Anyone who reads or listens to the media knows that everybody likes to talk about housing and most of them think they are “experts”. Sensational headlines appear almost weekly and, in my opinion, are not as important as the size of the print. In other words, one week’s statistical anomaly does not necessarily mean the housing market has changed significantly. Homeownership is not a get rich quick scheme. Homeownership works because there are several significant long term benefits. I believe housing statistics are much more meaningful when viewed on a longer term basis.
Residential housing has been one of the pillars of the American economy for decades, accounting for about 17% of our economy. Clearly the housing market is not as strong as it was 3-4 years ago. It is also true that there are more homes on the market today than has historically been the case. Part of the problem was caused by investors treating residential real estate as a short term investment. In addition, there are some existing lending and related securities issues that have hurt the housing market.
All of those things being said, there are several overriding positive aspects of the housing industry that have not changed. First, housing has long been a hedge against inflation and has historically grown fairly steadily in value.
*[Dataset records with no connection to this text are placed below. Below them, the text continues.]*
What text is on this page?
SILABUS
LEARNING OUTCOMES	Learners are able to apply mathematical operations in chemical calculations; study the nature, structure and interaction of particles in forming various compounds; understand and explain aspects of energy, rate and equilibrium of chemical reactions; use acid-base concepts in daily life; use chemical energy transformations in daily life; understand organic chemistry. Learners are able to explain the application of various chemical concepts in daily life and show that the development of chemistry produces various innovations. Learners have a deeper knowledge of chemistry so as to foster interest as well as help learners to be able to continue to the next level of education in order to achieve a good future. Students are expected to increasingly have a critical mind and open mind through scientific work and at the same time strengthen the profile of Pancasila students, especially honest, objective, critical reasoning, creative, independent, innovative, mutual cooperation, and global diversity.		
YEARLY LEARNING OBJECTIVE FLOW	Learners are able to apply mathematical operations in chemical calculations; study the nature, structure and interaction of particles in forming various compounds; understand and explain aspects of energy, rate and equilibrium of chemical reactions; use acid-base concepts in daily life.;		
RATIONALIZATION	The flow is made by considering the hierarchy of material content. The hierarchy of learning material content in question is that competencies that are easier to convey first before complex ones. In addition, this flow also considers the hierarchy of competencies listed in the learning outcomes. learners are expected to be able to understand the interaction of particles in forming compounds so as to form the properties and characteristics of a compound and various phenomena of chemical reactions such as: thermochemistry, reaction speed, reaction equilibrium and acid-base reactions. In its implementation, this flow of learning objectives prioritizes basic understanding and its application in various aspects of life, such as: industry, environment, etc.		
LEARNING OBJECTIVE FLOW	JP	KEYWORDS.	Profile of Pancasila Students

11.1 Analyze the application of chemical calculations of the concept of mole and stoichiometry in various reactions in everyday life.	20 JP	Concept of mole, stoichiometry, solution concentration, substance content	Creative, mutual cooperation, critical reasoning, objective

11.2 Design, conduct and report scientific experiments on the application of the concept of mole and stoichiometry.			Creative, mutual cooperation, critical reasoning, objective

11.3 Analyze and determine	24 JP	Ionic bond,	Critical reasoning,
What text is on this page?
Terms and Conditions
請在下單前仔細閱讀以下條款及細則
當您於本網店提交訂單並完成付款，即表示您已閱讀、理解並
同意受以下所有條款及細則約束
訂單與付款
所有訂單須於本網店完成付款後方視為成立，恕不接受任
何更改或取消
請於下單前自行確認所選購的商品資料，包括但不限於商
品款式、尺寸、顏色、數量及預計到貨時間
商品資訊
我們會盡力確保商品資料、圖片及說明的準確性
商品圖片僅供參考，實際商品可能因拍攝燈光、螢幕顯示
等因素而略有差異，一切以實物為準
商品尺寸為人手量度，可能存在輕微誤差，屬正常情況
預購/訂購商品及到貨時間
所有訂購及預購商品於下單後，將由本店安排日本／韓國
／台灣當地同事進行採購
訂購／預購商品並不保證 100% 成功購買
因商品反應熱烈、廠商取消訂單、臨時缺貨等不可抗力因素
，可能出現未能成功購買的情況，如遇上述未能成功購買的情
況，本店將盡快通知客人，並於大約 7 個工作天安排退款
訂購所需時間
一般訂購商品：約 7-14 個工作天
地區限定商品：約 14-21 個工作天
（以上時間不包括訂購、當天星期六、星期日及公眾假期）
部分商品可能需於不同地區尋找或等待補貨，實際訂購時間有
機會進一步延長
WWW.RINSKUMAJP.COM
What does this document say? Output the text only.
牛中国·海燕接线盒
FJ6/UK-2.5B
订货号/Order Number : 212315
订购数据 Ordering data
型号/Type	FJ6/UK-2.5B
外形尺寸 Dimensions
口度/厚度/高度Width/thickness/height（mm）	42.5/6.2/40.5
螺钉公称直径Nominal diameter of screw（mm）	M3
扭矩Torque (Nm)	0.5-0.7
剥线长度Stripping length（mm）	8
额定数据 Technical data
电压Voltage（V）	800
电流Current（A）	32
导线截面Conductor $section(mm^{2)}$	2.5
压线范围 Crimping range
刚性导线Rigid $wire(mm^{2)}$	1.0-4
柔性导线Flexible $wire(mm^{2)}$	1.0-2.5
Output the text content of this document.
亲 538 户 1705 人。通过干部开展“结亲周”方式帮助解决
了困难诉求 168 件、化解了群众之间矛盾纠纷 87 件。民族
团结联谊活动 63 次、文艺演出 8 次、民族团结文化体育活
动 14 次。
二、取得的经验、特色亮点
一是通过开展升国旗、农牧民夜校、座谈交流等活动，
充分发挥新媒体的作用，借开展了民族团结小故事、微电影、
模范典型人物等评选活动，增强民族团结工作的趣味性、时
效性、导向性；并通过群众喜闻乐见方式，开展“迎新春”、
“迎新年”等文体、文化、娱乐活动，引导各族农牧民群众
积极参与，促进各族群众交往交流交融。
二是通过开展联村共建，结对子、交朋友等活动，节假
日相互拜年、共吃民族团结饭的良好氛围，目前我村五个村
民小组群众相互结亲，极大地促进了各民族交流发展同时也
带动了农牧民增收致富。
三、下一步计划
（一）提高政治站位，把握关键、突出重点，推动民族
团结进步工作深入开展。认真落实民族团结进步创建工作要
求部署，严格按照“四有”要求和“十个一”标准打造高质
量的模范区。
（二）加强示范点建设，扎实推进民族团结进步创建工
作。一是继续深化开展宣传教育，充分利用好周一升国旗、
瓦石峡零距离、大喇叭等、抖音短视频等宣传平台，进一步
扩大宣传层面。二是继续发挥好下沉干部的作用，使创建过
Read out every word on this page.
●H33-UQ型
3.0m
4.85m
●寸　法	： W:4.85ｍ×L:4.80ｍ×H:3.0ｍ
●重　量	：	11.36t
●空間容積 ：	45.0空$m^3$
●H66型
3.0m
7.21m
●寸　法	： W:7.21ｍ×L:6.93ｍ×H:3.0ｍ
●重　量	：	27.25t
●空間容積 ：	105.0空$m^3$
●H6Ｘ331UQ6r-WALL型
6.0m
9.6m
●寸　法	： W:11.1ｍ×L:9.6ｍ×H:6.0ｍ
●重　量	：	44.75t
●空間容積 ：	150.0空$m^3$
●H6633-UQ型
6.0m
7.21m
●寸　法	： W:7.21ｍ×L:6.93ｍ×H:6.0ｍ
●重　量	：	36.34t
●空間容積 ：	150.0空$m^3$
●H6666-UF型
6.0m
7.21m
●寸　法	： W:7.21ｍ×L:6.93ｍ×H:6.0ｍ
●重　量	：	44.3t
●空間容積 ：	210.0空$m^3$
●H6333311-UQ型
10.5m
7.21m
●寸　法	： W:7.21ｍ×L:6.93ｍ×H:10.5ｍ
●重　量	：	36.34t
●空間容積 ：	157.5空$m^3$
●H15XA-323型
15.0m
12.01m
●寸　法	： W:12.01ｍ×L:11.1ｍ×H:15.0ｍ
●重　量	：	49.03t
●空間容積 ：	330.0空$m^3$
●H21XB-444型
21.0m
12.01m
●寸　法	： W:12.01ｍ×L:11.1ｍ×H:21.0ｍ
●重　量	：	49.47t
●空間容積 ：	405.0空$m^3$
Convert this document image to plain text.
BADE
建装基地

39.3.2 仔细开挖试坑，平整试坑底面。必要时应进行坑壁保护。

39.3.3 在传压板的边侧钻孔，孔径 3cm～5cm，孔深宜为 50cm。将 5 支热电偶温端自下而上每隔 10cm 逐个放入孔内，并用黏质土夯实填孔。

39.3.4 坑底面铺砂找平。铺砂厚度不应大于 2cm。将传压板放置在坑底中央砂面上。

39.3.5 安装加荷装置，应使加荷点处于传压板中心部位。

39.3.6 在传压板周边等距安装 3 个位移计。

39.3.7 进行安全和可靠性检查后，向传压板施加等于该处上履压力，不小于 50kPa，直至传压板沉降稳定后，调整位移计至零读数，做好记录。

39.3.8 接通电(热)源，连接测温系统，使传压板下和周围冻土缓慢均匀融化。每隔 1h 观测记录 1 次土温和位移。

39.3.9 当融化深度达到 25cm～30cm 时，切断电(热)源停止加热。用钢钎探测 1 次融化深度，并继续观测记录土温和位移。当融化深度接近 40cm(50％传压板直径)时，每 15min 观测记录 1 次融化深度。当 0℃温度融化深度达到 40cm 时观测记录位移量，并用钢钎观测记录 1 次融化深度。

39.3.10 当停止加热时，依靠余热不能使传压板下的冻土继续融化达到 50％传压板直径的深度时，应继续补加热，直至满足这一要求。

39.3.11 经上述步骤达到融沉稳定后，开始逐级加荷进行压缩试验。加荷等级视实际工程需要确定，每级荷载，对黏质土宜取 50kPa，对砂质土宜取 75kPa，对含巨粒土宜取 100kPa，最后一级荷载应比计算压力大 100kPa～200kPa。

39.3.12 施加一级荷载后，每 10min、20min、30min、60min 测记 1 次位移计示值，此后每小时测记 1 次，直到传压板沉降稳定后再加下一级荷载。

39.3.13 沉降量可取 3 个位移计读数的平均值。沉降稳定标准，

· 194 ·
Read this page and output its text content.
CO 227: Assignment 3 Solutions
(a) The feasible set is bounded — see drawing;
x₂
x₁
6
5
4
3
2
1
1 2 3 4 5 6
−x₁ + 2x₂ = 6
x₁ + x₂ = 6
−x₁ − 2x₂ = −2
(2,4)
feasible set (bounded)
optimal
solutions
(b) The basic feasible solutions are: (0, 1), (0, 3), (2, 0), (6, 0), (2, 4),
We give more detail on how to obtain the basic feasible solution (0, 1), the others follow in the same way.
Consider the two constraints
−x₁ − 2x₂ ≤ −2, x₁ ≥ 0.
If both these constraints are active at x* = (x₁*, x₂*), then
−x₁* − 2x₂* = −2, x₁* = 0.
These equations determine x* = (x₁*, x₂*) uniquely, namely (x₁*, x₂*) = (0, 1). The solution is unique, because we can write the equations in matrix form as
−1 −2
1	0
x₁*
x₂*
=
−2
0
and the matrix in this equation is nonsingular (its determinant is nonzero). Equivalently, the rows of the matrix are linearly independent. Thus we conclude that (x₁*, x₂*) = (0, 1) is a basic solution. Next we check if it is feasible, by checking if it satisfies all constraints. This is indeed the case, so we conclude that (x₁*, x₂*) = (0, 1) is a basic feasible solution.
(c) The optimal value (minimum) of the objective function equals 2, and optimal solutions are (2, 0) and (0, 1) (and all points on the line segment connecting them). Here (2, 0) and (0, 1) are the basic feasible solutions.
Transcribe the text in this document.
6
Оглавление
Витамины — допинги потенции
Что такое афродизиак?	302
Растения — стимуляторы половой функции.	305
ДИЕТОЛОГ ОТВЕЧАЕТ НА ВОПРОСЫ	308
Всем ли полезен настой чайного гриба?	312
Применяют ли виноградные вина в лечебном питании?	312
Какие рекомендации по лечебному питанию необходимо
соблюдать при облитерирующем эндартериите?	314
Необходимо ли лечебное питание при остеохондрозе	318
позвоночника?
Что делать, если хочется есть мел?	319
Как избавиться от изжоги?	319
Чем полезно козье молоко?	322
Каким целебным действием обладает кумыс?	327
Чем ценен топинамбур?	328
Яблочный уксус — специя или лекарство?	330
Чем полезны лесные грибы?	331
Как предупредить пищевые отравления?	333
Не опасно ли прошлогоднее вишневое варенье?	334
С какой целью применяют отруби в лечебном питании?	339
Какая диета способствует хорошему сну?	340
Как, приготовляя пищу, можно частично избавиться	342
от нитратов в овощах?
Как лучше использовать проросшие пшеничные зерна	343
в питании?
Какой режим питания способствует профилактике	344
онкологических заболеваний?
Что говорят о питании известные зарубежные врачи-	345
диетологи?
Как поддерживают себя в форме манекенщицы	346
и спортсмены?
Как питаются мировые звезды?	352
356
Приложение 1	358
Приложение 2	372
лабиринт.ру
Second, taking out a mortgage to buy a home essentially serves as a “savings account”. Paying down a loan is, in many ways, the same as saving money. Third, housing has significant tax advantages based on the deductibility of both mortgage interest and real estate taxes. Finally, there are several reasons that housing’s current problems will lessen. Over the past several years household formation has decreased while population has increased. This trend is impossible to sustain. Currently, America’s population increases by one million annually. Even with this consistent growth there are 2.5 million fewer homeowners that there were in 2004. When our economy improves, our unemployment rate declines, and foreclosures lessen there will be a significant resurgence in home buying. When compared to renters, homeowners make more money, are better educated, are healthier, pay more taxes, and donate more to charities.
The American dream of homeownership has not decreased. The current rate of homeownership in the U.S. is 66.9%. Even in today’s market 77% of American’s believe now is a good time to buy a home. Homeownership has historically, and will continue to be a sound long term investment. Buyers who sit on the sideline today will have missed a golden opportunity.